Sunday, August 11, 2013

A Double Standard

I've been thinking about women lately. No, not in the same way that 90% of the male population does, but more along the lines of what is considered acceptable portrayal of women in topics of national debate.

Attacking women personally for their beliefs is nothing new. Recently, Yahoo had a pictorial story featuring anti-voting posters that appeared during the universal suffrage debate of the early 1900s. Apparently, lacking a well-thought out, reasonable argument against allowing women to vote (because there isn't one), those opposed showed women demanding equality as:
  • Ugly, bitter spinsters
  • Not smart enough to make decisions
  • Wanting to subjugate men 
Clearly, those predicting that wives voting means husbands will be caring for children and doing housework (gasp!) are aimed at men. But I'm not sure if those attacking the perceived attractiveness and marital status of suffragists is aimed at the men, or an attempt to prevent more women from joining the movement.
Take a look at some of the posters:










And if you think these arguments disappeared with the passage of the 19th Amendment, look at some of the visuals used against former Senator and Secretary of State Hillary Clinton 100 years after the above posters.
Yeah, blame the wife for the husband's infidelities.



Now to be fair, the "iron my shirt" poster was an attention gimmick hatched by a couple of local "shock jocks."   That's their intern holding the sign. Nothing new there - when we lived in San Francisco, a radio crew closed down the Bay Bridge so their intern could get a haircut after President Clinton held up runaway traffic at SFO aboard Air Force One for the same reason.

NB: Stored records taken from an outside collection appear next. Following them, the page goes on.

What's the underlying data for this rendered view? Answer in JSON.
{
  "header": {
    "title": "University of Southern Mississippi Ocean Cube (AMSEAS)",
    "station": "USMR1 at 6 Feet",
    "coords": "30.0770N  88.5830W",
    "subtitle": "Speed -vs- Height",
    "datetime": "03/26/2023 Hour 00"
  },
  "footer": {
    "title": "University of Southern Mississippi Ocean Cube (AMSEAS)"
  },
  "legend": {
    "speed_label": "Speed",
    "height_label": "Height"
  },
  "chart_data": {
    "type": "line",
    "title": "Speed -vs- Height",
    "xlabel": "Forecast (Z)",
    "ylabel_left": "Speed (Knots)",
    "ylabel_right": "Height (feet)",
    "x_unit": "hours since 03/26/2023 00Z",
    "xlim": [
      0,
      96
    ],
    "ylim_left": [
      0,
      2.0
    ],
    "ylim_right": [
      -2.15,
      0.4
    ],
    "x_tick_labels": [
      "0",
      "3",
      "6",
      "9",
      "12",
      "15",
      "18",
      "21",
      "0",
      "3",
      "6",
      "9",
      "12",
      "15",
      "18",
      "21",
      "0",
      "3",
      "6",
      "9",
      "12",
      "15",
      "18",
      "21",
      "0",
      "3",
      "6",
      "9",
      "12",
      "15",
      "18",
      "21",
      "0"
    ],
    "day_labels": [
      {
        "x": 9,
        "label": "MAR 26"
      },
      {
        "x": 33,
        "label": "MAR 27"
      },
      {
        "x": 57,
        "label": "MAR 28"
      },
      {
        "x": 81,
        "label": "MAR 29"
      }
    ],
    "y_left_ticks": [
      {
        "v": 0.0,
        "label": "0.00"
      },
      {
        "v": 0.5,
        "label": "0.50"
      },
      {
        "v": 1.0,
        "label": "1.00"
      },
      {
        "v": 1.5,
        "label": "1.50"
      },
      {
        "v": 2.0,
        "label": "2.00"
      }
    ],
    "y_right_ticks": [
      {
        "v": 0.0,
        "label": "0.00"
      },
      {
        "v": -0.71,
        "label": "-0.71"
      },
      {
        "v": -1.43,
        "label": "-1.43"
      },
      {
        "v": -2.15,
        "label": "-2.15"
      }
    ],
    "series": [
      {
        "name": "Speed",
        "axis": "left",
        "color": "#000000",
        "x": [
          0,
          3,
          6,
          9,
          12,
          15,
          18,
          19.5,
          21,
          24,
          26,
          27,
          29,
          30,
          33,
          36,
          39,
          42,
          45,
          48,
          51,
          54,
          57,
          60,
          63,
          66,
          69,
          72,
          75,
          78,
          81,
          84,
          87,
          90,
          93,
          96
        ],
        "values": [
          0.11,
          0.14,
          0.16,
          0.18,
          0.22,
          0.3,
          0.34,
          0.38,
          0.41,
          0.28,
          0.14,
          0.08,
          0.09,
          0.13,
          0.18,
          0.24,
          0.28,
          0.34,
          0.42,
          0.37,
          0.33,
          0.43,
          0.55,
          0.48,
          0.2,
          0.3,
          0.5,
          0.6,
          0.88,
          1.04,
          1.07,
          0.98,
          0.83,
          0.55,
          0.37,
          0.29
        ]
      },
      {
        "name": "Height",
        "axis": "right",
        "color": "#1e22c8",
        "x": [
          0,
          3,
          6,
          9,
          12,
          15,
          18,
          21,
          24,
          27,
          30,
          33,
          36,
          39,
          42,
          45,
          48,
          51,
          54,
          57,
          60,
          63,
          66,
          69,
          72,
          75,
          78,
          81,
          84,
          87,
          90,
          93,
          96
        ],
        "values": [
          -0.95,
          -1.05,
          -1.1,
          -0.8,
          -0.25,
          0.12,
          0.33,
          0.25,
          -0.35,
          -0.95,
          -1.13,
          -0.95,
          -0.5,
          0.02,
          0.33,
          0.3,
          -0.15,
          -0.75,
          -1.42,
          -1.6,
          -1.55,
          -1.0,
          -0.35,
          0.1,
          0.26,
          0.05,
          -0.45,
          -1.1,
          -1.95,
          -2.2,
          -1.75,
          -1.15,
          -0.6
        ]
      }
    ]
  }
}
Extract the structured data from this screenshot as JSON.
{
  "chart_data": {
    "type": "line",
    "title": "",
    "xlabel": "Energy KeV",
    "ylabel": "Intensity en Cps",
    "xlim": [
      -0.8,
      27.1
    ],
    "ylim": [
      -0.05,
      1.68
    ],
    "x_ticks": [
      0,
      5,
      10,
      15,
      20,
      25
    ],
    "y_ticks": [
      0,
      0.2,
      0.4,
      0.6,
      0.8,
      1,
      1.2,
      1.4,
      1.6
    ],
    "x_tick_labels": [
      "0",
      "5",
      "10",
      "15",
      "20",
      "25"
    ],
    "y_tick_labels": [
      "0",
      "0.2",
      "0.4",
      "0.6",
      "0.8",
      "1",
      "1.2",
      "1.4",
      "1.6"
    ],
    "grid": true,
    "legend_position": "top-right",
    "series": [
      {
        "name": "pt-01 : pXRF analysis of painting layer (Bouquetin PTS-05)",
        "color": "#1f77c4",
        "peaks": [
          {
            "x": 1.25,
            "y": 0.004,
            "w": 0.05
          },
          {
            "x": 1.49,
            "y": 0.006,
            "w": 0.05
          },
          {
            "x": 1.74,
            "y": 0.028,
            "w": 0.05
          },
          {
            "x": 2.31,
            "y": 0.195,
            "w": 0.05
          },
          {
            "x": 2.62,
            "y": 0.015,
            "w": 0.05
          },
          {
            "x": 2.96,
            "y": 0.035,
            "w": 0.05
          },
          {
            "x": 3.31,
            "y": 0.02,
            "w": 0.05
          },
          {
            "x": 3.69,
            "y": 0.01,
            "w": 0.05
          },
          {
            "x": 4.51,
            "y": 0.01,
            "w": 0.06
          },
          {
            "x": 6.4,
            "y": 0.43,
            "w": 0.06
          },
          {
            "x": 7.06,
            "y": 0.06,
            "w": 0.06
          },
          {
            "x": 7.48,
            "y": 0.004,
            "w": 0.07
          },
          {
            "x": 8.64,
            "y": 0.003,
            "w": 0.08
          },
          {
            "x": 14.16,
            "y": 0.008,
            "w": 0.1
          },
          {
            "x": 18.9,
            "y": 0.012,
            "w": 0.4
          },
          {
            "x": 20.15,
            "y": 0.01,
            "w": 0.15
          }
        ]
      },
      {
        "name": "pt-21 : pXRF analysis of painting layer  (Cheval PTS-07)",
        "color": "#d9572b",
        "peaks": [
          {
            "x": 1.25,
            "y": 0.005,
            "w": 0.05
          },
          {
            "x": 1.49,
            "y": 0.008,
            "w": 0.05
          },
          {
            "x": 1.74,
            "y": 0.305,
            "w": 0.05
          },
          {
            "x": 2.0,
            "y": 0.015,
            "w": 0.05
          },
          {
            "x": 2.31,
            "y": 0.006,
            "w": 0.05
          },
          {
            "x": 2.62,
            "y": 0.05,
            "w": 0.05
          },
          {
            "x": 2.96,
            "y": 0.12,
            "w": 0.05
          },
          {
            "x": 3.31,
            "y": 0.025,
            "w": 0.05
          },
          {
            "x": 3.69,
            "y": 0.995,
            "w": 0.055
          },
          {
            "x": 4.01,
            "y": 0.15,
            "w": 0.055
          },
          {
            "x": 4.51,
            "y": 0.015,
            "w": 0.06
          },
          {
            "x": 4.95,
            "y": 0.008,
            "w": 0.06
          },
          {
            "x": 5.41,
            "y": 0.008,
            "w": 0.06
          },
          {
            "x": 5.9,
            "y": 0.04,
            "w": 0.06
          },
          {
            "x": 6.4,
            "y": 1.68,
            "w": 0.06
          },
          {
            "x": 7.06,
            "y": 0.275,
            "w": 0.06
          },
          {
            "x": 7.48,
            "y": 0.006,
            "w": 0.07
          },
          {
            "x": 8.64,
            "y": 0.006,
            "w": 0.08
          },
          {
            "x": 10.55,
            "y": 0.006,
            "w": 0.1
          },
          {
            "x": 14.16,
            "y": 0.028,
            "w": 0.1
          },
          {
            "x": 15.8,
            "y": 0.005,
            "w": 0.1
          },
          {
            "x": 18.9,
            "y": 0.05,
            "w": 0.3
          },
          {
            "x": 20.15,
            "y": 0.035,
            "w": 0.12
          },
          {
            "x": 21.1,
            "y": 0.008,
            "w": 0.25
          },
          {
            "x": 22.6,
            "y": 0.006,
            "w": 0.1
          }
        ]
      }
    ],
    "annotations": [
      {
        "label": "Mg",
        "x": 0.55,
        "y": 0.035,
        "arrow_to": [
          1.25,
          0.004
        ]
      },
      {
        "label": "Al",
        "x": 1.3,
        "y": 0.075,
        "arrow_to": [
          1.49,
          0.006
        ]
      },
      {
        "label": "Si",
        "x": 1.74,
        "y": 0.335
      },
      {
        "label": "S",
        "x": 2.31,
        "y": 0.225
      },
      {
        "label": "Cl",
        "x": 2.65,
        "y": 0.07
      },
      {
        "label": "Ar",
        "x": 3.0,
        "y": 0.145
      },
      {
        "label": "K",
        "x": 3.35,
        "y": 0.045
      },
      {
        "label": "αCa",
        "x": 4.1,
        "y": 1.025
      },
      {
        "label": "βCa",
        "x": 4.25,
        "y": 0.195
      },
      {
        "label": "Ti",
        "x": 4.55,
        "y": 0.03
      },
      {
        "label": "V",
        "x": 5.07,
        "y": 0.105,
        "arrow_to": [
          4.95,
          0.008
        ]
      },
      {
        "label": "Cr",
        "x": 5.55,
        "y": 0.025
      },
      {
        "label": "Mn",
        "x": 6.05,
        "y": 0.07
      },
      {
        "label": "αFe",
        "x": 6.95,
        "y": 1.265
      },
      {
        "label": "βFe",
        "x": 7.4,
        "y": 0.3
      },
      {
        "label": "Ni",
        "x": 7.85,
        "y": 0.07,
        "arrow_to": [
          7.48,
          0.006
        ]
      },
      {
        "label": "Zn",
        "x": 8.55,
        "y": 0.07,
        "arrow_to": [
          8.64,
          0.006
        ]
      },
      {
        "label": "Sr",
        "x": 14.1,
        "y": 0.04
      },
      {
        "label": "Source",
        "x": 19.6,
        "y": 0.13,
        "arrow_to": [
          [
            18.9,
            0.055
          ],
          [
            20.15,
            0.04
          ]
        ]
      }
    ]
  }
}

But what strikes me as telling, is that the radio crew thought it was acceptable for them to make a sexist reference. Why didn't they go after the frontrunner, then Senator Barak Obama with a sign that read, "Shine my shoes?" Because that in-your-face racism is unacceptable. (Instead, we'll concoct one of the silliest conspiracies in human history: that a very pregnant Mrs. Obama flew to Kenya, had a baby, immediately flew back to Hawaii, where co-conspirators had placed an announcement in the newspaper and created a fake birth certificate so that one day this baby could become president...)
 
And then there was a recent attack on a young woman's character during the debate about Obamacare. "Talk" show host Rush Limbaugh referred to law student Sandra Fluke as a "slut" after she testified to Congress about the need for all employers to cover contraception on their health plans regardless of personal or religious beliefs.

Everyone who reads this blog knows my political bent, but I wanted to see if any conservative women faced similar issues. I searched for images of former Alaska Governor and vice presidential nominee Sarah Palin, and US Representative from Minnesota Michele Bachmann - by far the highest profile women in the GOP. Both women took hits, but none based on their gender. Not one.

Most of the attacks against Gov. Palin were based on her seeming lack of understanding issues and a what is perceived to be an inability to express her views in a concrete, coherent manner: People think she's dumb.


With Rep. Bachmann, again there's no overt sexism. Instead she's also portrayed as not being very smart with the added insult of being unbalanced.





And, if you think of it, male politicians are frequently attacked for not being too bright and a bit nutty. Just ask former President George W. Bush and former Vermont Governor Howard Dean:


But there wasn't any propaganda about Pres. Bush being ugly, or Gov. Dean shoveling walks.

I hope as I help guide my boys to manhood, I can impart on them a sense of justice that men of quality have nothing to fear from women of equality. And there's something wrong with men if our only retort to a woman's argument is based on her looks.